Hours after the Reserve Bank of India (RBI) kept the benchmark interest rate unchanged at 6.50%, the SBI economic research department said the central bank may keep the rate and stance unchanged till December 2024.
“The RBI MPC delivered the rate-based outcomes along expected lines (and, with expected majority of 4-2) while the tone and pitch signalled the near optimal factoring of clouds gathering on multiple fronts despite domestic macros continuing a robust forward march; an intense monsoon locally with uneven spatial distribution that can dismantle the maths behind food price led inflation and its interlinkage with households expectations, challenging outlook on merchandise trade as the largest economy signals a cooling off phase, smooth transmission of yields and premiums across various terms and products against ever-changing landscape of liquidity. The need for synchronising stance, facilitating actual rate pivot thus assume greater significance in uber uncertain times,” the SBI Ecowrap report said.
The central bank decided for the ninth consecutive time to maintain the benchmark repo rate at 6.5% and maintain the policy stance of ‘withdrawal of accommodation’. Industry experts have stated that this decision allows the central bank the flexibility to concentrate on managing inflation in order to promote a robust and enduring economic expansion.
“The emphasis of the governor, even when the fragmented MPC pledged support to keep the policy rates unchanged ninth times in a row in line with broader market expectations, remained on the skewed probability of downside risks gaining currency, dismantling the present equilibrium where risks appear evenly balanced and growth remains resilient, factoring in the choppiness prevailing in global markets,” the report added.
It further noted many experts are increasingly urging the Federal Reserve to make a significant shift in its monetary policy. The calls are for either an unscheduled interest rate cut or reducing the Federal Funds rate by up to 50 basis points during the upcoming September meeting. This push is fueled by the looming threat of a recession, indicated by the Sahm Rule as a leading factor this time.
The US job market, with disparities between full-time and part-time employment, along with rising unemployment rates among white and Asian demographics, reflects a slowing economy. This situation not only impacts various racial groups differently but also has global repercussions through interconnected markets. The constrained fiscal options and rising economic uncertainties are prompting investors to divest from risky assets, potentially triggering a self-perpetuating downward spiral of market sell-offs.
Talking about inflation, the SBI report said RBI retained its inflation projection for FY25 at 4.5% with Q2 at 4.4%, Q3 at 4.7%, and Q4 at 4.3%. The outlook for inflation will largely be shaped by food inflation trajectory and base effect. Further, volatility in crude oil prices on demand concerns and geopolitical tensions may pose upside risks to inflation.

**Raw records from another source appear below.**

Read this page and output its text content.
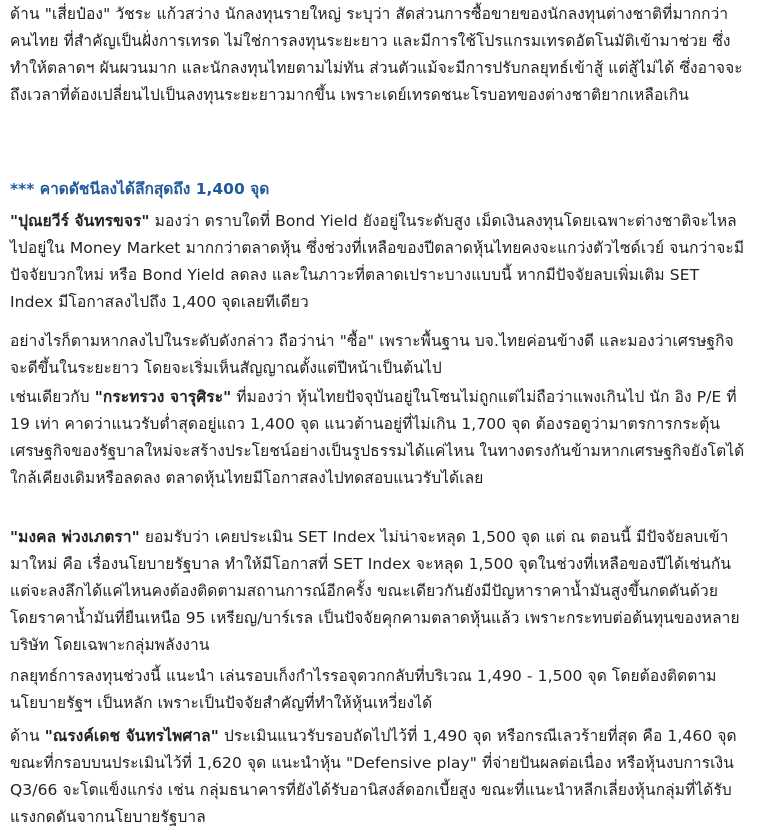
ด้าน "เสี่ยป๋อง" วัชระ แก้วสว่าง นักลงทุนรายใหญ่ ระบุว่า สัดส่วนการซื้อขายของนักลงทุนต่างชาติที่มากกว่าคนไทย ที่สำคัญเป็นฝั่งการเทรด ไม่ใช่การลงทุนระยะยาว และมีการใช้โปรแกรมเทรดอัตโนมัติเข้ามาช่วย ซึ่งทำให้ตลาดฯ ผันผวนมาก และนักลงทุนไทยตามไม่ทัน ส่วนตัวแม้จะมีการปรับกลยุทธ์เข้าสู้ แต่สู้ไม่ได้ ซึ่งอาจจะถึงเวลาที่ต้องเปลี่ยนไปเป็นลงทุนระยะยาวมากขึ้น เพราะเดย์เทรดชนะโรบอทของต่างชาติยากเหลือเกิน

*** คาดดัชนีลงได้ลึกสุดถึง 1,400 จุด

"ปุณยวีร์ จันทรขจร" มองว่า ตราบใดที่ Bond Yield ยังอยู่ในระดับสูง เม็ดเงินลงทุนโดยเฉพาะต่างชาติจะไหลไปอยู่ใน Money Market มากกว่าตลาดหุ้น ซึ่งช่วงที่เหลือของปีตลาดหุ้นไทยคงจะแกว่งตัวไซด์เวย์ จนกว่าจะมีปัจจัยบวกใหม่ หรือ Bond Yield ลดลง และในภาวะที่ตลาดเปราะบางแบบนี้ หากมีปัจจัยลบเพิ่มเติม SET Index มีโอกาสลงไปถึง 1,400 จุดเลยทีเดียว

อย่างไรก็ตามหากลงไปในระดับดังกล่าว ถือว่าน่า "ซื้อ" เพราะพื้นฐาน บจ.ไทยค่อนข้างดี และมองว่าเศรษฐกิจจะดีขึ้นในระยะยาว โดยจะเริ่มเห็นสัญญาณตั้งแต่ปีหน้าเป็นต้นไป

เช่นเดียวกับ "กระทรวง จารุศิระ" ที่มองว่า หุ้นไทยปัจจุบันอยู่ในโซนไม่ถูกแต่ไม่ถือว่าแพงเกินไป นัก อิง P/E ที่ 19 เท่า คาดว่าแนวรับต่ำสุดอยู่แถว 1,400 จุด แนวต้านอยู่ที่ไม่เกิน 1,700 จุด ต้องรอดูว่ามาตรการกระตุ้นเศรษฐกิจของรัฐบาลใหม่จะสร้างประโยชน์อย่างเป็นรูปธรรมได้แค่ไหน ในทางตรงกันข้ามหากเศรษฐกิจยังโตได้ใกล้เคียงเดิมหรือลดลง ตลาดหุ้นไทยมีโอกาสลงไปทดสอบแนวรับได้เลย

"มงคล พ่วงเภตรา" ยอมรับว่า เคยประเมิน SET Index ไม่น่าจะหลุด 1,500 จุด แต่ ณ ตอนนี้ มีปัจจัยลบเข้ามาใหม่ คือ เรื่องนโยบายรัฐบาล ทำให้มีโอกาสที่ SET Index จะหลุด 1,500 จุดในช่วงที่เหลือของปีได้เช่นกัน แต่จะลงลึกได้แค่ไหนคงต้องติดตามสถานการณ์อีกครั้ง ขณะเดียวกันยังมีปัญหาราคาน้ำมันสูงขึ้นกดดันด้วย โดยราคาน้ำมันที่ยืนเหนือ 95 เหรียญ/บาร์เรล เป็นปัจจัยคุกคามตลาดหุ้นแล้ว เพราะกระทบต่อต้นทุนของหลายบริษัท โดยเฉพาะกลุ่มพลังงาน

กลยุทธ์การลงทุนช่วงนี้ แนะนำ เล่นรอบเก็งกำไรรอจุดวกกลับที่บริเวณ 1,490 - 1,500 จุด โดยต้องติดตามนโยบายรัฐฯ เป็นหลัก เพราะเป็นปัจจัยสำคัญที่ทำให้หุ้นเหวี่ยงได้

ด้าน "ณรงค์เดช จันทรไพศาล" ประเมินแนวรับรอบถัดไปไว้ที่ 1,490 จุด หรือกรณีเลวร้ายที่สุด คือ 1,460 จุด ขณะที่กรอบบนประเมินไว้ที่ 1,620 จุด แนะนำหุ้น "Defensive play" ที่จ่ายปันผลต่อเนื่อง หรือหุ้นงบการเงิน Q3/66 จะโตแข็งแกร่ง เช่น กลุ่มธนาคารที่ยังได้รับอานิสงส์ดอกเบี้ยสูง ขณะที่แนะนำหลีกเลี่ยงหุ้นกลุ่มที่ได้รับแรงกดดันจากนโยบายรัฐบาล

In just one year the contribution of food inflation in overall CPI inflation has increased from merely 36% (May’23) to 76% in Jun’24. Food inflation is not only increasing it is quite stubborn also. While high food price momentum is likely to have continued in July, a degree of relief is expected from the pick-up in the south-west monsoon and healthy progress in sowing.
RBI retained its real GDP growth projection for FY25 at 7.2% (Q1: 7.1%, Q2: 7.2%, Q3: 7.3%, and Q4: 7.2%) with risks evenly balanced. The expectation of normal monsoon and healthy kharif sowing will support improving rural demand. This along-with sustained momentum in manufacturing and services activity may enable a revival in private consumption. However, the bright outlook may be clouded with geopolitical tensions, volatility in international commodity prices and geo-economic fragmentation.